Mr Chuyev said homosexuality should be confined indoors and in private, and the parade would have sent out the wrong signal to the “many young people and children.”

In May 2006 the Mosocw’s mayor, Yuri Luzhkov, refused to issue a permit for the Pride march.

Gay activists pressed on with Moscow Pride on 27th May, despite the ban, police arrests, and violence from neo-fascists, right-wing nationalists and Orthodox Christian fundamentalists.

Over 120 people including a German MP were arrested during the chaotic scenes at Moscow Pride as gay campaigners from all over the world converged in the Russian capital.

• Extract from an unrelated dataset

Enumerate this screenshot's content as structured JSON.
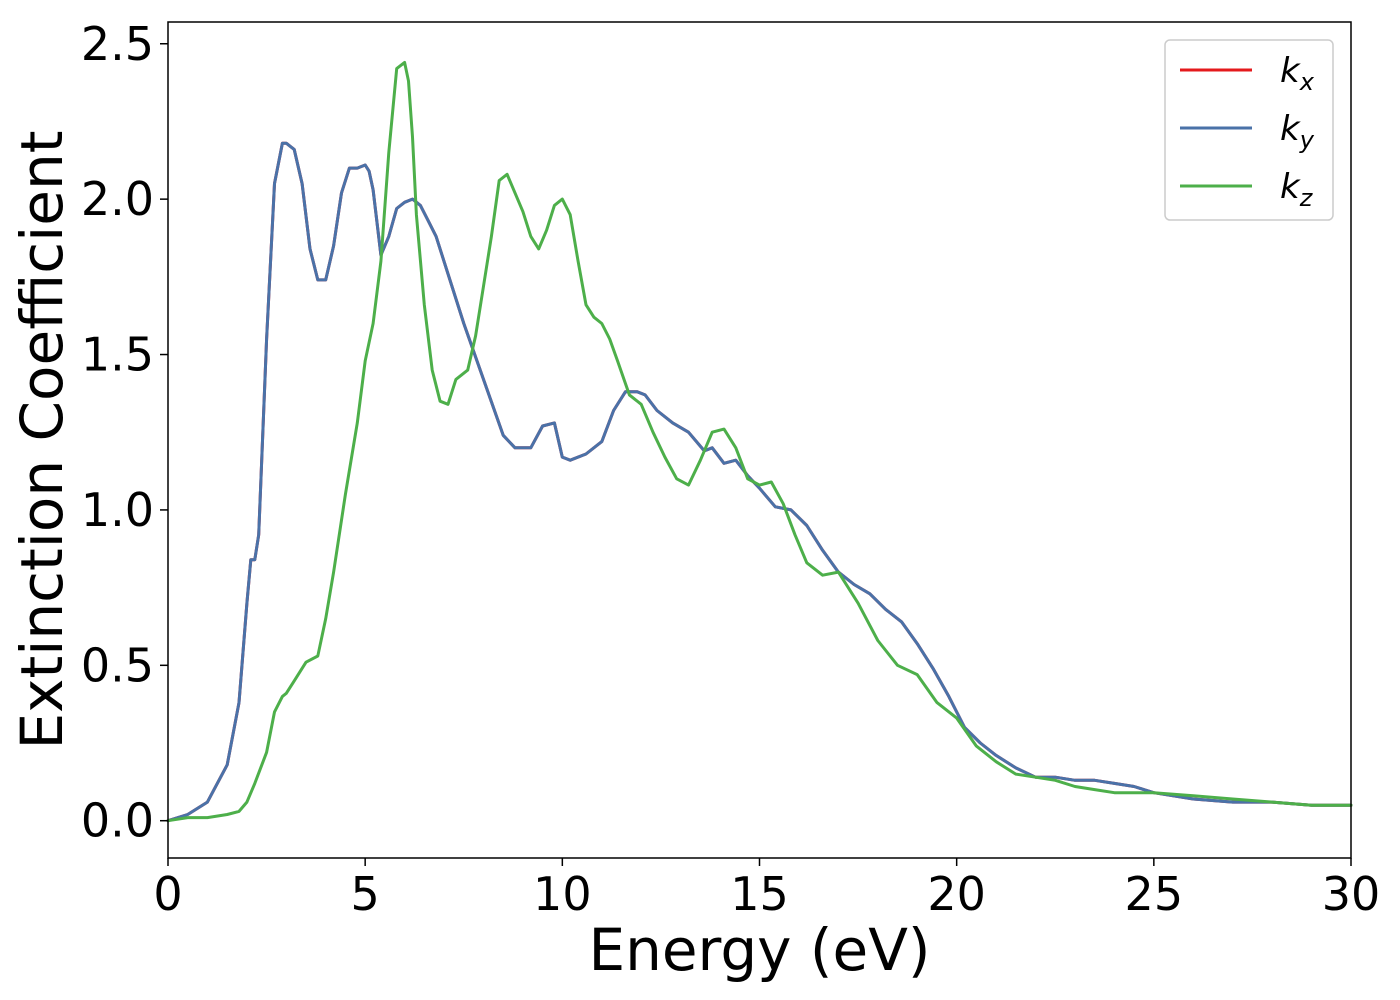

They were met by religious and nationalist protesters chanting anti-gay slogans and 1,000 riot police aiming to stop demonstrations in Red Square.

Last month Pride organisers lost their appeal at Moscow City Court against the ruling of a lower court that upheld the city’s ban on the event.

“An application to the European Court of Human Rights is now ready and is currently being assessed by legal experts,” said Nikolay Alekseyev, one of the Pride organisers.

However, Mr Chuyev is undeterred by his stance, and poured scorn over the decision to take the case to the European Court in Strasbourg.

He believes that the legal action would not only help attract sponsors in Western Europe, it would also raise awareness of the parade.

However, he thinks little will be achieved in the long-run.

“There will be much harm for all including gays because in reality there is no persecution, no accent on sexual orientation at all.”

Pride organisers have urged gay and lesbian people from all over the world to join them in Moscow this May 27th as they stage their second march, which has not been granted a permit.